Herod the Great
Josephus, the 1st century CE Roman–Jewish historian, recorded that Herod the Great was a governor who was appointed by the Romans to rule over Judah in the Promised Land. He ruled from 37 BC until his death in 4 BC.
Although Herod renovated and expanded the second Jewish Temple, build the famous port city of Caesarea Maritima, erected seven great fortresses around the land (including the legendary Masada and Herodium), and renovated the entire city of Jerusalem, and kept peace between Jerusalem and Rome, his regime was marked with blood shed.
Herod was a murderous king. He had only boys from his ten wives. And he was constantly fearing that his sons are plotting to seize the throne. So, in an attempt to protect his reign, Herod killed three of his sons, his favorite wife, her mother, and others in his family. And when Herod’s was dying, he feared that his subjects will not mourn him. So, he commanded that all the prominent people in his kingdom be seized and put in a stadium. And he ordered his soldiers to kill them at the time of his death so that the people in his kingdom will have a reason to weep. This plan was not carried through but it only added another black mark on his public record.
But the most heinous act of Herod is recorded in the book of Matthew. When King Herod learned from the magi of the birth of the Messiah, he gave the command to kill all the male children in Bethlehem under two years old in an attempt to destroy the future “king” of the Israel (Matthew 2:16). But the Lord warned Joseph and Mary in a dream to escape to Egypt. And thus the Messiah was saved. Joseph and Mary returned to Israel only after Herod’s death.
After the king’s death, the Romans divided his kingdom among three of his sons and his sister.
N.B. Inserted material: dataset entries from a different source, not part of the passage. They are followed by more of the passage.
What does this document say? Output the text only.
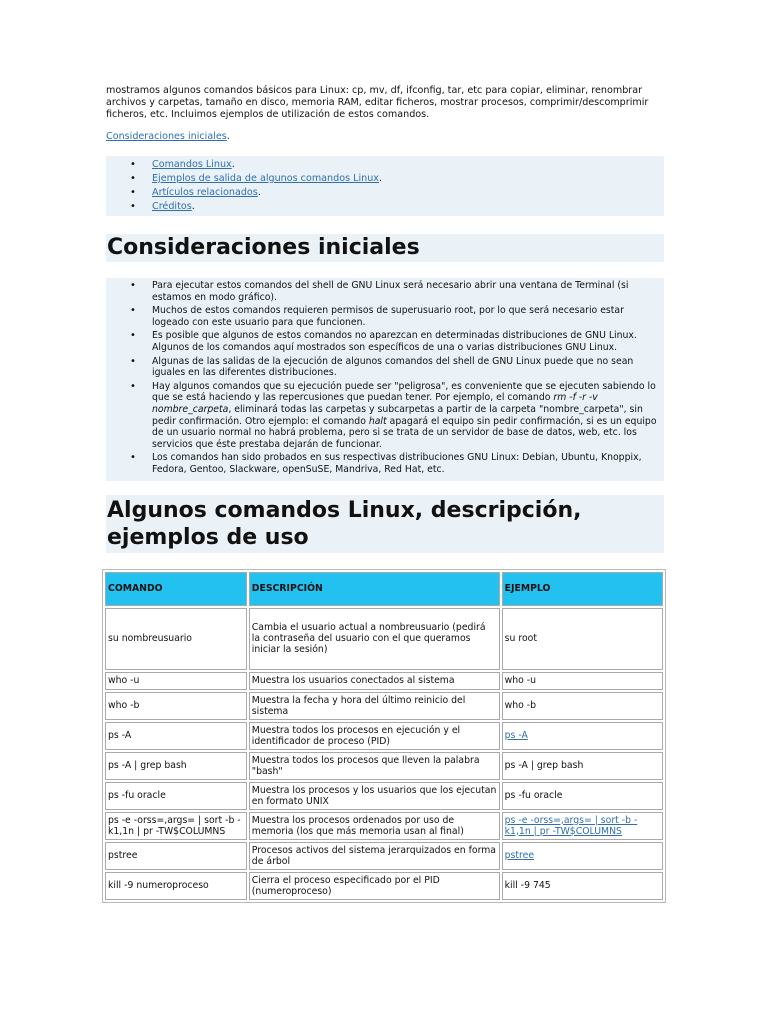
mostramos algunos comandos básicos para Linux: cp, mv, df, ifconfig, tar, etc para copiar, eliminar, renombrar archivos y carpetas, tamaño en disco, memoria RAM, editar ficheros, mostrar procesos, comprimir/descomprimir ficheros, etc. Incluimos ejemplos de utilización de estos comandos.

Consideraciones iniciales.

• Comandos Linux.
• Ejemplos de salida de algunos comandos Linux.
• Artículos relacionados.
• Créditos.
Consideraciones iniciales
• Para ejecutar estos comandos del shell de GNU Linux será necesario abrir una ventana de Terminal (si estamos en modo gráfico).
• Muchos de estos comandos requieren permisos de superusuario root, por lo que será necesario estar logeado con este usuario para que funcionen.
• Es posible que algunos de estos comandos no aparezcan en determinadas distribuciones de GNU Linux. Algunos de los comandos aquí mostrados son específicos de una o varias distribuciones GNU Linux.
• Algunas de las salidas de la ejecución de algunos comandos del shell de GNU Linux puede que no sean iguales en las diferentes distribuciones.
• Hay algunos comandos que su ejecución puede ser "peligrosa", es conveniente que se ejecuten sabiendo lo que se está haciendo y las repercusiones que puedan tener. Por ejemplo, el comando rm -f -r -v nombre_carpeta, eliminará todas las carpetas y subcarpetas a partir de la carpeta "nombre_carpeta", sin pedir confirmación. Otro ejemplo: el comando halt apagará el equipo sin pedir confirmación, si es un equipo de un usuario normal no habrá problema, pero si se trata de un servidor de base de datos, web, etc. los servicios que éste prestaba dejarán de funcionar.
• Los comandos han sido probados en sus respectivas distribuciones GNU Linux: Debian, Ubuntu, Knoppix, Fedora, Gentoo, Slackware, openSuSE, Mandriva, Red Hat, etc.
Algunos comandos Linux, descripción, ejemplos de uso
COMANDO	DESCRIPCIÓN	EJEMPLO
su nombreusuario	Cambia el usuario actual a nombreusuario (pedirá la contraseña del usuario con el que queramos iniciar la sesión)	su root
who -u	Muestra los usuarios conectados al sistema	who -u
who -b	Muestra la fecha y hora del último reinicio del sistema	who -b
ps -A	Muestra todos los procesos en ejecución y el identificador de proceso (PID)	ps -A
ps -A | grep bash	Muestra todos los procesos que lleven la palabra "bash"	ps -A | grep bash
ps -fu oracle	Muestra los procesos y los usuarios que los ejecutan en formato UNIX	ps -fu oracle
ps -e -orss=,args= | sort -b -k1,1n | pr -TW$COLUMNS	Muestra los procesos ordenados por uso de memoria (los que más memoria usan al final)	ps -e -orss=,args= | sort -b -k1,1n | pr -TW$COLUMNS
pstree	Procesos activos del sistema jerarquizados en forma de árbol	pstree
kill -9 numeroproceso	Cierra el proceso especificado por el PID (numeroproceso)	kill -9 745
Extensive outbreaks of violence and riots followed Herod’s death in many cities, including Jerusalem. The thrust of these revolts caused an increased claim for Jewish freedom from Roman rule which escalated to the Great Revolt of 70 C.E
In The Jewish War, Josephus described Herod’s rule generally in appealing light, and gave him the benefit of the doubt for the crimes that he committed during his reign. However, in his later work, Jewish Antiquities, Josephus focused on the tyrannical rule that many historians have come to associate with his reign.